Default Target Analysis for a new cgMLST Task Template
Target Analysis editor for a downloaded cgMLST Task Template: Only limited changes are allowed.
All targets are automatically checked for the quality issues that were defined in the Analysis Parameters of the Task Template.
Each check can set to
- Check is not done at all.
- If target fails the check it is rated as good with warnings.
- If target fails the check it is rated as failed.
But default, the parameters are the same for all targets, but they can also be defined targets-specific.
If a target has several contigs, all checks are performed on the first contig only,
The following checks can be defined:
- Require signatures found in consensus
- Defines that the 3` signature, the 5`signature, or both must be found in the consensus.
- Require consensus (areas) length
- Defines that the trimmed consensus, or all bases of the consensus that are covered by a ref.-seq. area, must have a specific length, or the same length as the reference sequence in all areas of this layer. A tolerance range for the length comparison can be set in bases or codons.
- Minimum allowed mean base quality in consensus area(s)
- Defines the allowed minimum mean base quality, calculated for all bases in the consensus areas of this layer. This feature is only available for Sanger sequencing data.
- Maximum allowed number of low quality bases in consensus area(s)
- Defines the allowed maximum number of low quality bases in the consensus areas of this layer. The threshold for a low quality can be specified. This feature is only available for Sanger sequencing data.
- Maximum allowed number of any ambiguities in consensus area(s)
- Defines the allowed maximum number of any ambiguities in the consensus areas of this layer
- Maximum allowed number of ambiguities N in consensus area(s)
- Defines the allowed maximum number of the ambiguity N in the consensus areas of this layer
- Require that no frame shift (non-triplet gaps) exists in translatable consensus area(s)
- Defines that only in-frame gaps (length dividable by 3) may appear in the alignment.
- Require that no stop-codon exists in translatable consensus area(s), except defined by area
- Defines that the translation of the consensus areas according to the layer may not contain a stop codon (beside the last codon if the last area is defined with "ends with stop")
- Require that no variant exists
- Demand that no differences exist between the consensus and the ref.-seq. in the areas of this layer.
- Minimum allowed identity to ref.-seq. in consensus area(s)
- Identity is calculated as the rational difference between consensus and reference sequence in an alignment. Differences are gaps and mismatches. Ambiguities never match to bases, but to the same ambiguity.

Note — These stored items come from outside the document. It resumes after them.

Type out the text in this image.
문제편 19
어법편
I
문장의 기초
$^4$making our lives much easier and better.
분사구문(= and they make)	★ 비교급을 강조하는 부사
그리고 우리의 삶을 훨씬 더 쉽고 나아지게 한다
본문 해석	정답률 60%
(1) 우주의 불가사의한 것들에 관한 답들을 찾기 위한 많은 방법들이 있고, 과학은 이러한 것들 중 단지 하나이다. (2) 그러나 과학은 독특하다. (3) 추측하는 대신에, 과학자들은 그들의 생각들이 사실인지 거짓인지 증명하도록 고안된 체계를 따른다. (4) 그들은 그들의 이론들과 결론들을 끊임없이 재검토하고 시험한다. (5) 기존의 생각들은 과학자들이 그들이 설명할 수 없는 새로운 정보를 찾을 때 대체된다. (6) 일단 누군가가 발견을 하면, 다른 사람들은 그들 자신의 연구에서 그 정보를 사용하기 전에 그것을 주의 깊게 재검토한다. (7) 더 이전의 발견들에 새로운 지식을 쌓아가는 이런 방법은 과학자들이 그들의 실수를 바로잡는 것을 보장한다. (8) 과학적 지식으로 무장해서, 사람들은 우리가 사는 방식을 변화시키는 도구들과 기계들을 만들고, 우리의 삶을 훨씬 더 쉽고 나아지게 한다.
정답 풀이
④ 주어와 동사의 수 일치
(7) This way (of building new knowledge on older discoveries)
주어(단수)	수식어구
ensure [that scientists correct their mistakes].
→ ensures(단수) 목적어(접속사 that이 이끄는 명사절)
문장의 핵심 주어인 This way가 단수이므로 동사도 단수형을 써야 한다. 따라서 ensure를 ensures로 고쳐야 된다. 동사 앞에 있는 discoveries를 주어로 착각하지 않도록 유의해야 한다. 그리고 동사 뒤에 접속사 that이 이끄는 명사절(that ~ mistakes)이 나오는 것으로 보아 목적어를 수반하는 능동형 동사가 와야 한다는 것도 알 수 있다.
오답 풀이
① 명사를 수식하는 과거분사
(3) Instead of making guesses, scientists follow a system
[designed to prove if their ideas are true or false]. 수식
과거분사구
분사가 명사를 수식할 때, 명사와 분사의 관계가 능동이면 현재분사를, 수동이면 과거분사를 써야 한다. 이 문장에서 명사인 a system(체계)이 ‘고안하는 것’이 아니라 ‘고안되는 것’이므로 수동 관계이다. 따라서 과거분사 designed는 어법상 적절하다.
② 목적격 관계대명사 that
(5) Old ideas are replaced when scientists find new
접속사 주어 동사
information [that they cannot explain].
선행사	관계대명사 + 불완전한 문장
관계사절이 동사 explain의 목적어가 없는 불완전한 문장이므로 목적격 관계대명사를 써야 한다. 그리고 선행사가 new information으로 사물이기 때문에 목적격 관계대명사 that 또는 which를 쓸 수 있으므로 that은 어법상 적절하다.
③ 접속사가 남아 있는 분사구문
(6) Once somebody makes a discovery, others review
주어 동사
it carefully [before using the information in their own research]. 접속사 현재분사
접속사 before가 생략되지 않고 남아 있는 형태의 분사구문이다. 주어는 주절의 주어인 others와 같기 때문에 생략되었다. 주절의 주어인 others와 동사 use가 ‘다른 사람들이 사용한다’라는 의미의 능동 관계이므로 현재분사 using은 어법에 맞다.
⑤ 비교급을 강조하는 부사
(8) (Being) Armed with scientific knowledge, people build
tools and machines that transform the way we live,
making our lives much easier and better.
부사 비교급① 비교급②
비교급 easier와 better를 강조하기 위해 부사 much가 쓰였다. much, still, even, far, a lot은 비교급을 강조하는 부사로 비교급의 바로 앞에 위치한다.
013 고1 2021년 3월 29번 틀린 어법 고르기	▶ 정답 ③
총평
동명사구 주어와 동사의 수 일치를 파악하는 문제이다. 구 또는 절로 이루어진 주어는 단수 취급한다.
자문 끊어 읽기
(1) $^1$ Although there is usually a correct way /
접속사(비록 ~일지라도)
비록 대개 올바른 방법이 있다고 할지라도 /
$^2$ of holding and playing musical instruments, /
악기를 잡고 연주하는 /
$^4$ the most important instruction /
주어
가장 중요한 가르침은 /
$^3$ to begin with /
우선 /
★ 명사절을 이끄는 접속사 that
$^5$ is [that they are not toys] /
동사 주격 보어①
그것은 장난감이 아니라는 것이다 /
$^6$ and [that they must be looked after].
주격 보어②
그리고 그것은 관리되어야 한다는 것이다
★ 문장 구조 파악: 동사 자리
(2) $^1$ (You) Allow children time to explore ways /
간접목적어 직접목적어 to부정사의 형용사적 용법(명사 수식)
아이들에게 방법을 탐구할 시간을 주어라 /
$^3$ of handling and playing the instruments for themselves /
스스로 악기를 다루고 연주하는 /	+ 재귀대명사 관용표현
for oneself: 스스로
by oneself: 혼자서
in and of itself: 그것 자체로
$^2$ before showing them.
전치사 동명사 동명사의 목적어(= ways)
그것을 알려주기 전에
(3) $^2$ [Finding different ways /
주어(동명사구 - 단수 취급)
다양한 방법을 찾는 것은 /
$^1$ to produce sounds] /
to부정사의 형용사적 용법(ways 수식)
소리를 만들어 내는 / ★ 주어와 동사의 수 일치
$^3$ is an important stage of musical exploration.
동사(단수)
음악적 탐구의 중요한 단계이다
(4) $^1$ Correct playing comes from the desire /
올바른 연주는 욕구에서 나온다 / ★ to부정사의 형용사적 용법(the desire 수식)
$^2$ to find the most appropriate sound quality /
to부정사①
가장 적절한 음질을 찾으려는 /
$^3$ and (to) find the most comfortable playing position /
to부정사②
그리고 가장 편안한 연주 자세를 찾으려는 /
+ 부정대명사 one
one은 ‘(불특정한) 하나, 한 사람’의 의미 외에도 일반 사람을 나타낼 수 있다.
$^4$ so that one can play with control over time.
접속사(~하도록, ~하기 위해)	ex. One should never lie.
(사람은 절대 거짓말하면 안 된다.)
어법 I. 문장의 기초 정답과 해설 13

- Substitution frequency to ref.seq.
- Defines that substitution-variants to the ref.-seq. must be confirmed by a specific percentage of reads that cover this position (Default: Warning if below 75%).
- Require coverage (Sanger Sequencing)
- Defines the coverage that is demanded for the bases in the consensus areas of this layer, and optionally if both reading directions (forward and reverse) should be covered in the reads. The coverage is defined by percentage for to the base count in the consensus areas. To handle badly covered ends of the contig, it can be defined that the uncovered positions (if demanded coverage <100%) may only appear on the ends of the contig. This feature is only available for Sanger sequencing data.
- Require coverage (Whole Genome Sequencing)
- Defines the coverage that is demanded for the bases in the consensus areas of this layer in any reading direction (Deault: warning if below 5). This feature is only available for whole genome sequencing data.
Processing Options
- Allow users to ignore specific analysis problems
- If this option is checked, an Ignore button is added to the analysis problem table in sequence view.
- Empty targets are skipped for overall analysis state
- By default, targets without sequence will set the analysis state of the whole task entry to 'bad'. If this option is set, any targets without sequence will be ignored during analysis and will have no effect on the analysis state of the task entry.